Second, TCP keepalives may not cause a NAT to keep the TCP connection on each side open, but an application-level keepalive should do so, since the application-level keepalive data must traverse both connections:

           <------------ SSH2 REQUEST ----------->
           -------------- FTP NOOP -------------->
    client <---------------> NAT <---------------> server
           <-- TCP probe -->     <-- TCP probe -->

Question: Why should I use SocketOptions to configure proftpd's TCP keepalive settings, as opposed to changing some of the sysctls on my machine that apply to TCP KeepAlives?
Answer: Using the SocketOptions directive means that your TCP keepalive tunings will only affect the FTP/SFTP connections to proftpd, instead of applying to all TCP connections to your machine. FTP/SFTP sessions, being long-lived, probably have different keepalive timing needs than from other TCP connections, so it is best to tune their settings separately, without impacting all connections to that machine.

Question: If TCP keepalives are so useful, why not tune them to be quite short? Why does RFC 1122 recommend a default of two hours before checking if the peer is still there?
Answer: There are a couple of reasons why you might not want to tune your TCP keepalive settings to be shorter.

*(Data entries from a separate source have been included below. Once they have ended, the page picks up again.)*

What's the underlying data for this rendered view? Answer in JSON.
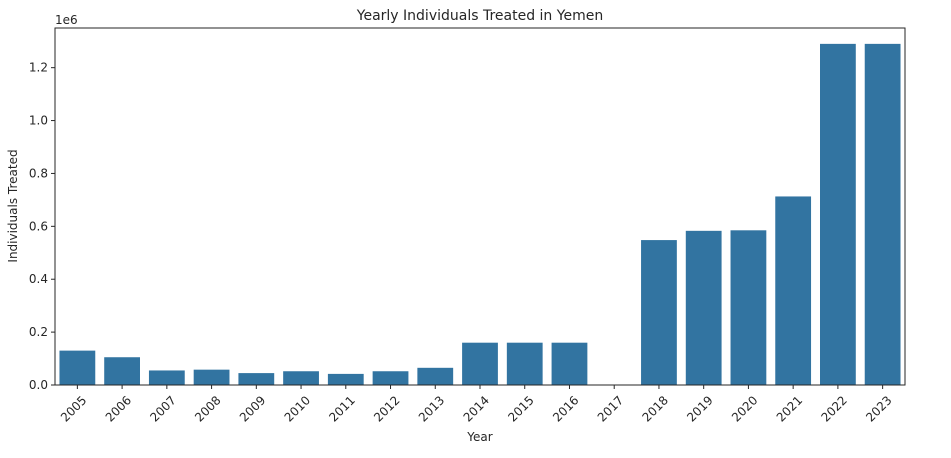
{
  "chart_data": {
    "type": "bar",
    "title": "Yearly Individuals Treated in Yemen",
    "xlabel": "Year",
    "ylabel": "Individuals Treated",
    "offset_label": "1e6",
    "categories": [
      "2005",
      "2006",
      "2007",
      "2008",
      "2009",
      "2010",
      "2011",
      "2012",
      "2013",
      "2014",
      "2015",
      "2016",
      "2017",
      "2018",
      "2019",
      "2020",
      "2021",
      "2022",
      "2023"
    ],
    "values": [
      130000,
      105000,
      55000,
      58000,
      45000,
      52000,
      42000,
      52000,
      65000,
      160000,
      160000,
      160000,
      0,
      548000,
      583000,
      585000,
      713000,
      1290000,
      1290000
    ],
    "ylim": [
      0,
      1350000
    ],
    "yticks": [
      0,
      200000,
      400000,
      600000,
      800000,
      1000000,
      1200000
    ],
    "ytick_labels": [
      "0.0",
      "0.2",
      "0.4",
      "0.6",
      "0.8",
      "1.0",
      "1.2"
    ],
    "grid": false,
    "colors": {
      "bar": "#3274a1",
      "axis": "#262626"
    }
  }
}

First, keep in mind that TCP was designed to keep the TCP level connection "alive" even though various parts of the underlying hardware, such as routers, firewalls, etc might crash and be rebooted in the middle of things. This is why TCP retransmits lost packets, routes around unresponsive hops, etc. If, then, your TCP keepalive settings are aggressively short, your TCP connection may be shut down (due to not responding to TCP keepalive probes in time) because of a crashed network component. The recommended default of two hours allows for such network route changes without losing the TCP connection.

Second, every TCP keepalive probe counts as more data transferred over your network link. Some links may have exorbitantly high rates for transferred bytes (think satellite links), so on such links, keeping the number of bytes transferred down amounts to cost savings. Tuning TCP keepalive to use shorter times on such links means more data transferred, thus higher costs. On other links, where data transfer rates are cheap, the additional bytes transferred due to shorter TCP keepalive settings may be negligible.

Last, many people argue that use of TCP keepalives may consume unnecessary bandwidth. The question becomes "If no one is using the connection, who cares if the connection is still good?" (To be fair, this argument makes more sense when the connected peers are not separated by proxies, gateways, and NATs.)